執事服はさっきのメイド服とは違ってかたい感じ。
ガチャ
また、私達は体育館に出た。
「「カッコいい・・・」」
やはり、体育館には英城と藤野君がいた。
思わず言ってしまうほど、様になってる。
「今回は隠さないんだ?」
藤野君のそのセリフで、私達はハッとした。
「「ああああ!!」」
「大丈夫、似合ってるよ。」
「でも、カッコいいよ。男の子なんじゃないの?」
さっきのお返しみたいに言われちゃった・・・
「「正真正銘女です!」」
「かなり様になってるけどね。」
「教室帰りにくい・・・」
「確かに・・・」
あーあ。悪魔委員長があんな発言しなければなぁ。
「「行こうか?」」
逃げろ!と思った瞬間には私の腕は英城に掴まれ、れんの腕は藤野君に掴まれ・・・
つまり、逃げれない状態で私達は引っ張られながら教室に行くハメになった・・・
教室に着くまで、私達は何度抵抗したか。それは誰も知らない。(数えきれない。)
「ただい「きゃあああ!!似合うーーーーーー!!!!」・・・ま・・・」
私が「ただい」だけしか言ってないというのにかなりの叫び声だった。
気付くの早すぎ・・・
私達はまたたく間に囲まれ、動けなくなった・・・
「藤野君と菊川君は正統派執事!カッコいい!!」
「優花ちゃんはS系執事!萌える!!」
「れんちゃんは天然執事!可愛い!!」
何がS系執事なの・・・ 女子のみなさん、萌えなくて結構。
しかも、また写真を撮られてしまった。
「優花ちゃん、伊達メガネかけてみてよ!S系には必須だよ!」
「れんちゃんの天然系執事もアリかも。

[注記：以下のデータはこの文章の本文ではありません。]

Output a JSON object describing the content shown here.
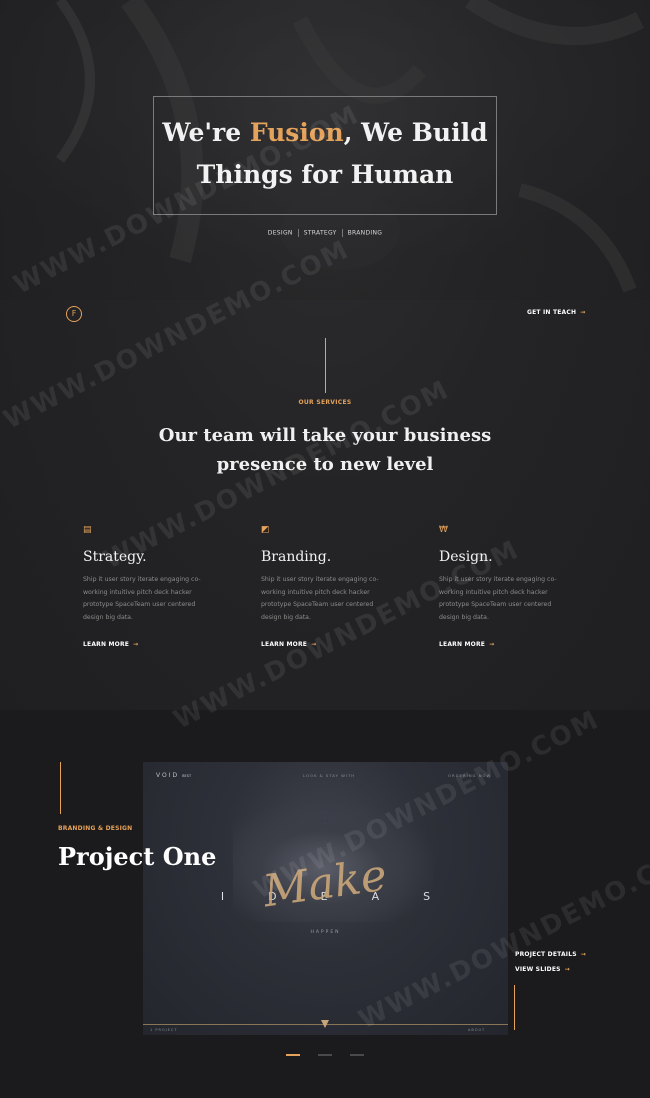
{
  "hero": {
    "title_part1": "We're ",
    "title_accent": "Fusion",
    "title_part2": ", We Build",
    "title_line2": "Things for Human",
    "tags": [
      "DESIGN",
      "STRATEGY",
      "BRANDING"
    ]
  },
  "logo_letter": "F",
  "cta": {
    "label": "GET IN TEACH",
    "arrow": "→"
  },
  "services": {
    "label": "OUR SERVICES",
    "title_line1": "Our team will take your business",
    "title_line2": "presence to new level",
    "items": [
      {
        "icon": "document-icon",
        "glyph": "▤",
        "title": "Strategy.",
        "text": "Ship it user story iterate engaging co-working intuitive pitch deck hacker prototype SpaceTeam user centered design big data.",
        "more": "LEARN MORE",
        "arrow": "→"
      },
      {
        "icon": "pencil-icon",
        "glyph": "◩",
        "title": "Branding.",
        "text": "Ship it user story iterate engaging co-working intuitive pitch deck hacker prototype SpaceTeam user centered design big data.",
        "more": "LEARN MORE",
        "arrow": "→"
      },
      {
        "icon": "brush-icon",
        "glyph": "₩",
        "title": "Design.",
        "text": "Ship it user story iterate engaging co-working intuitive pitch deck hacker prototype SpaceTeam user centered design big data.",
        "more": "LEARN MORE",
        "arrow": "→"
      }
    ]
  },
  "project": {
    "label": "BRANDING & DESIGN",
    "title": "Project One",
    "details_label": "PROJECT DETAILS",
    "slides_label": "VIEW SLIDES",
    "arrow": "→",
    "shot": {
      "logo": "VOID",
      "logo_sub": "BEST",
      "nav_center": "LOOK & STAY WITH",
      "nav_right": "ORDERING NOW",
      "ideas": "IDEAS",
      "make": "Make",
      "happen": "HAPPEN",
      "bottom_left": "1 PROJECT",
      "bottom_right": "ABOUT"
    }
  },
  "watermark_text": "WWW.DOWNDEMO.COM",
  "colors": {
    "accent": "#e5a25a",
    "bg": "#1f1f21"
  }
}
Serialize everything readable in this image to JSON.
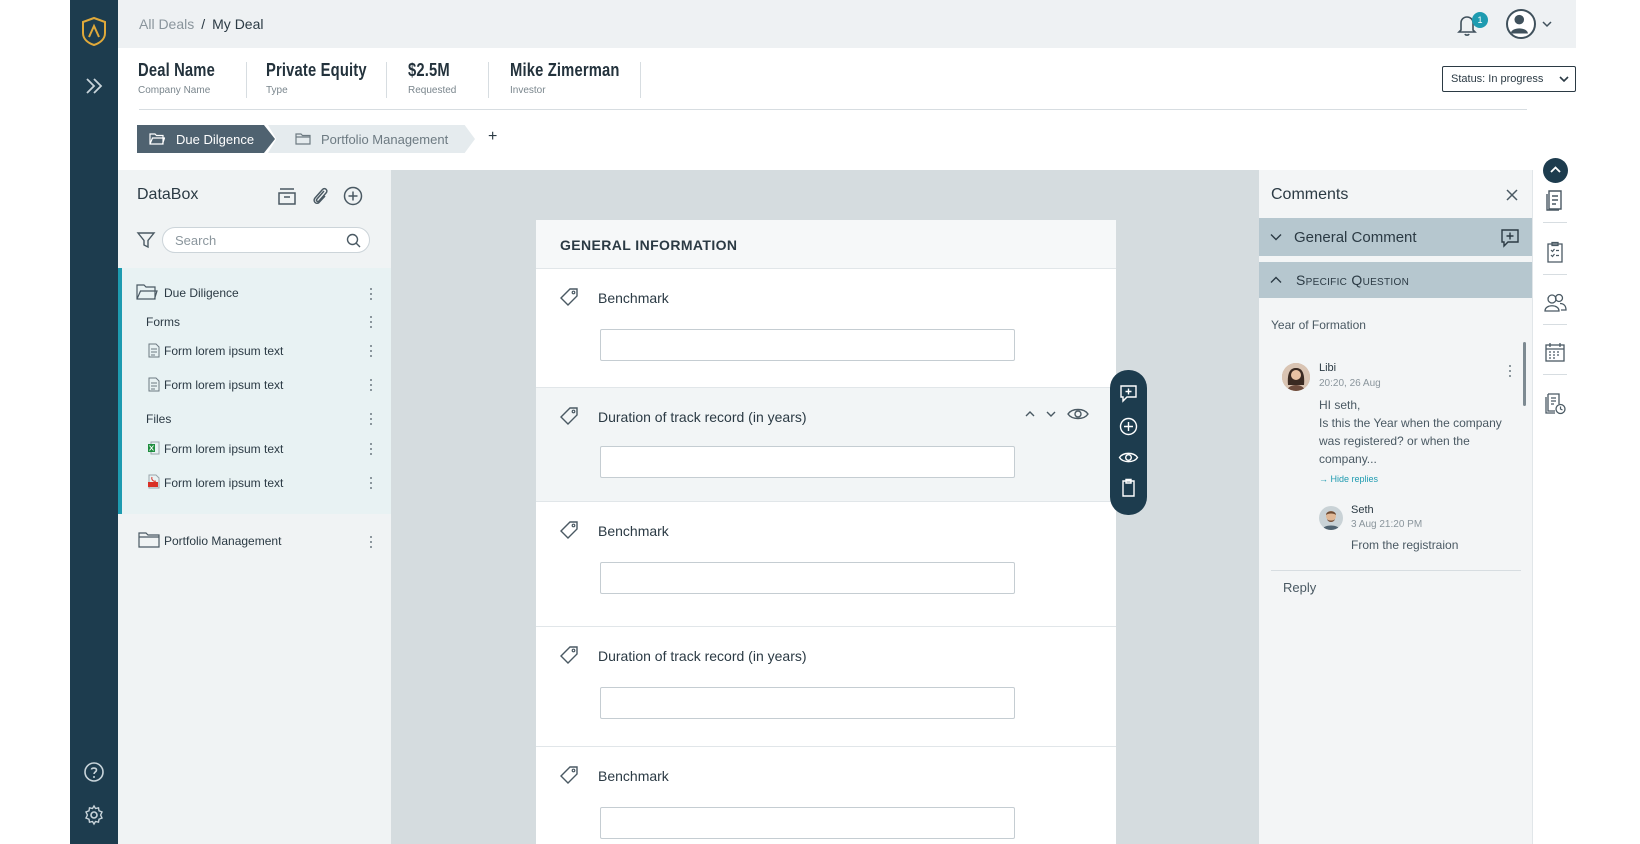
{
  "breadcrumb": {
    "root": "All Deals",
    "separator": "/",
    "current": "My Deal"
  },
  "notifications": {
    "count": "1"
  },
  "deal": {
    "fields": [
      {
        "value": "Deal Name",
        "label": "Company Name"
      },
      {
        "value": "Private Equity",
        "label": "Type"
      },
      {
        "value": "$2.5M",
        "label": "Requested"
      },
      {
        "value": "Mike Zimerman",
        "label": "Investor"
      }
    ],
    "status": "Status: In progress"
  },
  "tabs": {
    "active": "Due Dilgence",
    "inactive": "Portfolio Management",
    "add": "+"
  },
  "databox": {
    "title": "DataBox",
    "search_placeholder": "Search",
    "tree": {
      "due_diligence": "Due Diligence",
      "forms": "Forms",
      "form1": "Form lorem ipsum text",
      "form2": "Form lorem ipsum text",
      "files": "Files",
      "file1": "Form lorem ipsum text",
      "file2": "Form lorem ipsum text",
      "portfolio": "Portfolio Management"
    }
  },
  "form": {
    "heading": "GENERAL INFORMATION",
    "questions": [
      {
        "label": "Benchmark"
      },
      {
        "label": "Duration of track record (in years)"
      },
      {
        "label": "Benchmark"
      },
      {
        "label": "Duration of track record (in years)"
      },
      {
        "label": "Benchmark"
      }
    ]
  },
  "comments": {
    "title": "Comments",
    "general": "General Comment",
    "specific": "Specific Question",
    "question_title": "Year of Formation",
    "thread": {
      "author": "Libi",
      "time": "20:20, 26 Aug",
      "body1": "HI seth,",
      "body2": "Is this the Year when the company",
      "body3": "was  registered? or when the",
      "body4": "company...",
      "hide_replies": "Hide replies",
      "reply_author": "Seth",
      "reply_time": "3 Aug 21:20 PM",
      "reply_body": "From the registraion"
    },
    "reply": "Reply"
  },
  "colors": {
    "nav": "#1d3c4e",
    "accent": "#1e9bb0",
    "tab_active": "#4f6270",
    "panel_header": "#b6c7cf"
  }
}
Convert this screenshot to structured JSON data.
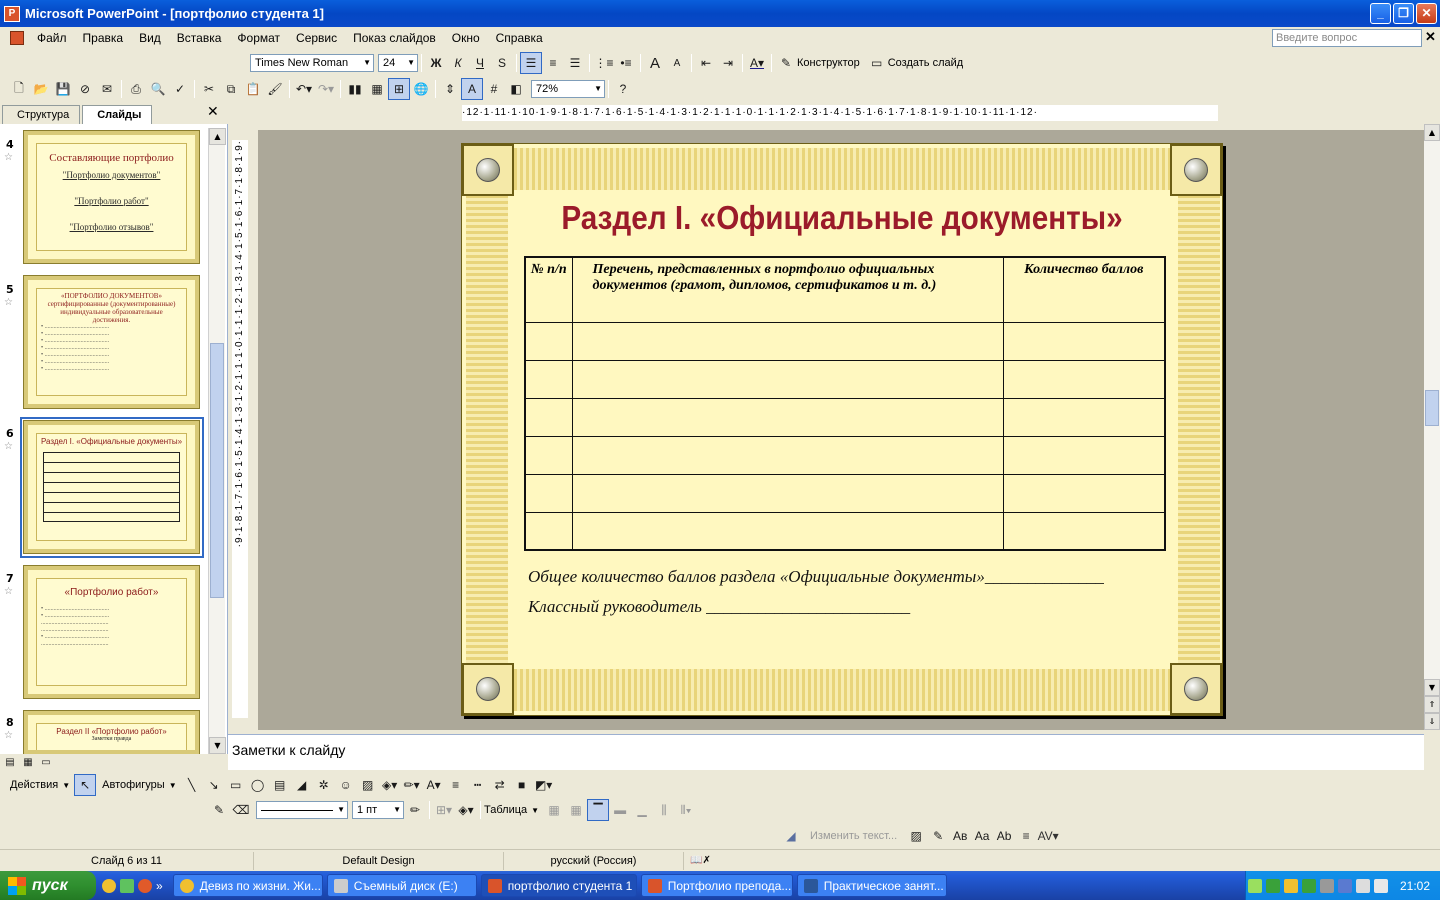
{
  "window": {
    "title": "Microsoft PowerPoint - [портфолио студента 1]"
  },
  "menu": {
    "items": [
      "Файл",
      "Правка",
      "Вид",
      "Вставка",
      "Формат",
      "Сервис",
      "Показ слайдов",
      "Окно",
      "Справка"
    ],
    "help_placeholder": "Введите вопрос"
  },
  "format_toolbar": {
    "font": "Times New Roman",
    "size": "24",
    "bold": "Ж",
    "italic": "К",
    "underline": "Ч",
    "shadow": "S",
    "design": "Конструктор",
    "new_slide": "Создать слайд"
  },
  "standard_toolbar": {
    "zoom": "72%"
  },
  "left_pane": {
    "tabs": [
      "Структура",
      "Слайды"
    ],
    "thumbs": [
      {
        "num": "4",
        "title": "Составляющие портфолио",
        "lines": [
          "\"Портфолио документов\"",
          "\"Портфолио работ\"",
          "\"Портфолио отзывов\""
        ]
      },
      {
        "num": "5",
        "title": "«ПОРТФОЛИО ДОКУМЕНТОВ» сертифицированные (документированные) индивидуальные образовательные достижения."
      },
      {
        "num": "6",
        "title": "Раздел I. «Официальные документы»"
      },
      {
        "num": "7",
        "title": "«Портфолио работ»"
      },
      {
        "num": "8",
        "title": "Раздел II «Портфолио работ»",
        "sub": "Заметки правда"
      }
    ]
  },
  "ruler": {
    "h": "·12·1·11·1·10·1·9·1·8·1·7·1·6·1·5·1·4·1·3·1·2·1·1·1·0·1·1·1·2·1·3·1·4·1·5·1·6·1·7·1·8·1·9·1·10·1·11·1·12·"
  },
  "slide": {
    "title": "Раздел I. «Официальные документы»",
    "table": {
      "headers": [
        "№ п/п",
        "Перечень, представленных в портфолио официальных документов (грамот, дипломов, сертификатов и т. д.)",
        "Количество баллов"
      ],
      "empty_rows": 6
    },
    "line1": "Общее количество баллов раздела «Официальные документы»______________",
    "line2": "Классный руководитель ________________________"
  },
  "notes": {
    "placeholder": "Заметки к слайду"
  },
  "drawing_toolbar": {
    "actions": "Действия",
    "autoshapes": "Автофигуры"
  },
  "table_toolbar": {
    "line_width": "1 пт",
    "table": "Таблица"
  },
  "wordart_toolbar": {
    "edit_text": "Изменить текст..."
  },
  "status": {
    "slide": "Слайд 6 из 11",
    "design": "Default Design",
    "language": "русский (Россия)"
  },
  "taskbar": {
    "start": "пуск",
    "items": [
      "Девиз по жизни. Жи...",
      "Съемный диск (E:)",
      "портфолио студента 1",
      "Портфолио препода...",
      "Практическое занят..."
    ],
    "clock": "21:02"
  },
  "colors": {
    "title_red": "#9b1b2a",
    "slide_bg": "#fff8c0",
    "xp_blue": "#0a5fdc"
  }
}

新しい執事ね!」
「藤野君、にっこりスマイルで『お帰りなさいませ、お嬢様』って言ってください!」
「菊川君、レディファーストでエスコートしてくれませんか!?」
私達4人は、困り果てた・・・
なんで伊達メガネをかけなければいけないの・・・ だから私はS系じゃないって・・・
しかも、英城は私の彼氏なんだから・・・ちょっとムッときた。
だからと言って、怒るわけでもないし。
「4人で執事とか、マジ最高なんだけど!」
メイドはどうした、メイドは!
「うんうん!男装女子って設定がいいよね!」
女装男子はどうした、女装男子は!
「優花ちゃんとれんちゃんに惚れたかも・・・」
いや、女から惚れられてもですね・・・
「女なのに男になれるなんて、神!」
男が女になるほうが神だと思わないのね・・・
とにかく突っ込みどころ満載のクラスメイト(女子のみ)の会話。
これで出るのか・・・ 喫茶店に・・・
英城と一緒って言うのが一番嬉しいんだけどさ。
そう思っていたら、英城から声をかけられた。
「学園祭楽しくしようね、優花!!」
「もち☆頑張りますよ、キミと一緒ならっ!!」
私は今、とびっきりの笑顔だよ―――・・・キミのおかげでね。
最後まで読んでくれてありがとうございました!
次の舞台は学園祭当日!・・・といいたいところですが、夏休みです!
夏休み編は、何回か続くかもしれません。
しかし、夏休みの次は必ず学園祭なので!
これからも、よろしくお願いいたします!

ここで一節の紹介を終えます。